In Code, an epic battle is joined when Christianity is pitted against women, a battle I would not have liked to handicap, because I’ve known many Christians and many women. In the sequel Angels (which was actually written beforehand, which might make for an interesting I-am-my-own-grandfather novel-movie relationship if both movies didn’t steadfastly refuse to make any more than the most passing and fleeting reference to the potential existance of the other), the stakes are decidedly smaller when Roman Catholicism squares off against the scientific method for what seems like about the nine billionth rematch. I say squares off, but really it’s just the idea of Roman Catholicism against the idea of science. No, that’s wrong too. It’s more like some people say some of the more uninteresting, unchallenging things about both the idea of science and the idea of religion that have ever been uttered, while Detective Scott Turner (Tom Hanks, who actually is playing Dr. Robert Langdon, but who had more sexual tension with Hooch than with his current costar) runs around trying to keep people from killing each other in bizarre ways for mysterious reasons.
Even more bizarre than the creative ways Dan Brown offs his victims was the creative way writers David Koepp and Akiva Goldsman, along with director Ron Howard, put some concrete shoes on the plot of the novel and dropped it into the Meditaranean sea. Any trace of potential romance between Hanks and brunette costar du jour Ayelet Zurer is snuffed out, which longtime readers of my reviews (or, frankly, anything I’ve typed into a keyboard ever) know is sure to arouse (ha!) my displeasure. Now, maybe I can forgive the decision that there was no time for love, Dr. Langdon. It’s the tension-killing, detail-level changes that don’t make sense. Why would the movie give us the first clue in a fax, whereas the novel’s first clue is literally branded into the living flesh of a poor victim? I’m no Hollywood director or writer by any means, but it strikes me that eschewing romance and violence to squeeze in a few more details on the finer points of papal succession doesn’t seem to be the best strategy for creating top-rate blockbuster entertainment.
Fortunately there is one thing that Ron Howard gets right, and that is lush, beautiful shots of Roman scenery and Vatican interiors. The city is pretty to look at, and the movie is drenched in the paint and chisel of Renaissance masters. But if that’s all you’ve got going for your movie, you might want to consider spicing things up a little bit. I recommend a tasteful, implied, off-camera sex scene.

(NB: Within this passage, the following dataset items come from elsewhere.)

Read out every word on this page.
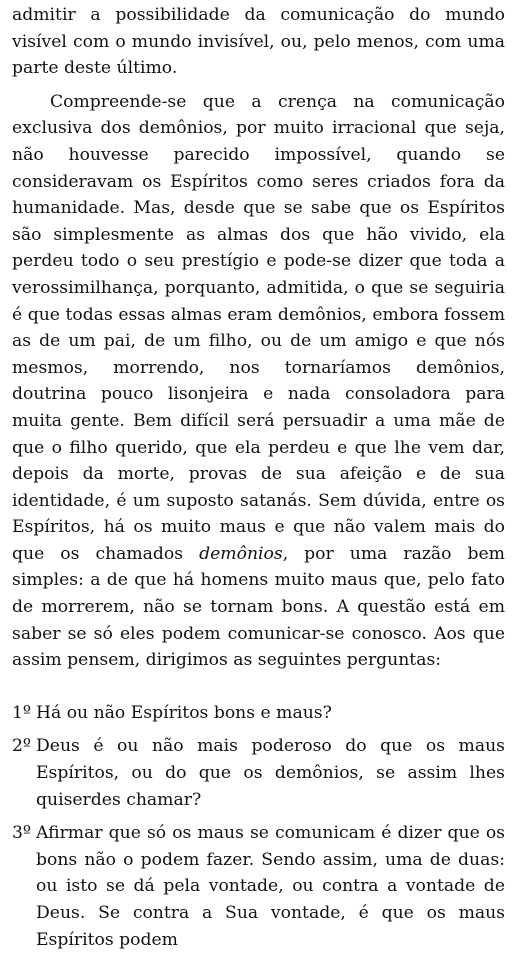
admitir a possibilidade da comunicação do mundo visível com o mundo invisível, ou, pelo menos, com uma parte deste último.

Compreende-se que a crença na comunicação exclusiva dos demônios, por muito irracional que seja, não houvesse parecido impossível, quando se consideravam os Espíritos como seres criados fora da humanidade. Mas, desde que se sabe que os Espíritos são simplesmente as almas dos que hão vivido, ela perdeu todo o seu prestígio e pode-se dizer que toda a verossimilhança, porquanto, admitida, o que se seguiria é que todas essas almas eram demônios, embora fossem as de um pai, de um filho, ou de um amigo e que nós mesmos, morrendo, nos tornaríamos demônios, doutrina pouco lisonjeira e nada consoladora para muita gente. Bem difícil será persuadir a uma mãe de que o filho querido, que ela perdeu e que lhe vem dar, depois da morte, provas de sua afeição e de sua identidade, é um suposto satanás. Sem dúvida, entre os Espíritos, há os muito maus e que não valem mais do que os chamados demônios, por uma razão bem simples: a de que há homens muito maus que, pelo fato de morrerem, não se tornam bons. A questão está em saber se só eles podem comunicar-se conosco. Aos que assim pensem, dirigimos as seguintes perguntas:

1º Há ou não Espíritos bons e maus?
2º Deus é ou não mais poderoso do que os maus Espíritos, ou do que os demônios, se assim lhes quiserdes chamar?
3º Afirmar que só os maus se comunicam é dizer que os bons não o podem fazer. Sendo assim, uma de duas: ou isto se dá pela vontade, ou contra a vontade de Deus. Se contra a Sua vontade, é que os maus Espíritos podem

One negative element of my movie-going experience wasn’t entirely under Ron Howard’s control, though. The blame rests with the folks I saw the movie with, at the new Movieland theater on Boulevard. If you plan to spend time in a darkened theater enjoying an audiovisual presentation, you should probably take your bluetooth headset out of your skull, because not only can you not hear with that thing crammed into your eardrum, but the rest of us have to watch the thing blink madly for two hours as though your head was some sort of aircraft. Especially when you don’t use it for the three phone calls you took during the movie, as all three of which for some reason required the physical suspension of your actual cellular phone next to your ear. But not your right ear, because that’s the one with Sputnick stuck up it. What happened to Movieland’s rumored zero-tolerance policy towards disruption?